Small Business Legal Services
Marquette University Law School 2012 Graduate

Lawyers are responsible for solving complex problems for individuals, businesses and families. Reducing the time of their training is a way to reduce student loan obligations, but increasing the practical experiences of law students so that they are a more marketable commodity when they leave law school is a better way to improve the profession and therefore increase the value of the "product" we sell, which is our expertise, knowledge, skill and integrity.

Lynda L. Hinkle, Esq.
The Law Offices of Lynda L. Hinkle, L.L.C.

Recently, President Obama mentioned that law schools should consider shortening the length of schooling from 3 years to 2 years. Personally, as a younger attorney (4 years out) I think the idea is worth exploring. More specifically, I think that two years of classroom work is sufficient and the third year of law school should be about gaining practical experience so that the transition from law school to a law career is easier for both the new attorney and hiring law firm.

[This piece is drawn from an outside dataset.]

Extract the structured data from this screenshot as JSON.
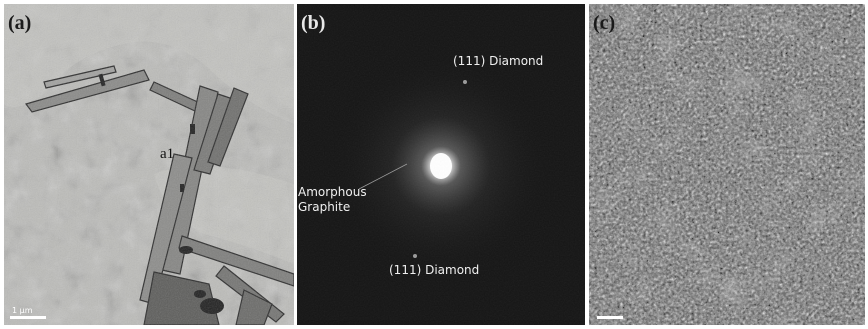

I am currently an associate attorney at the Detroit based labor and employment law firm, Nemeth Burwell, P.C. I started working for the firm as a law clerk during my second year of law school. Prior to my law clerk position with Nemeth Burwell, I clerked for another firm and also had an internship with a state agency. It was my goal during law school to gain as much practical experience as possible. This was the only way I was going to figure out which area of law I wanted to practice. In law school, you are exposed to many areas of the law (such as torts, corporations, contracts, etc.), but you are taught overall concepts and theories. What is missing from law school is the real world application of these concepts to the practice of law. I believe the third year of law school would be better spent in law offices, courts, the moot court room, or law review/journal room rather than in the classroom. I personally learned more to help my overall career while working as a law clerk for Nemeth Burwell during my third year of law school than I did in classes during my third year. Given the valuable experience I gained as a law clerk during my third year of law school, I do not think law schools should completely do away with the third year, they should just reconsider the focus and goals for third year law students.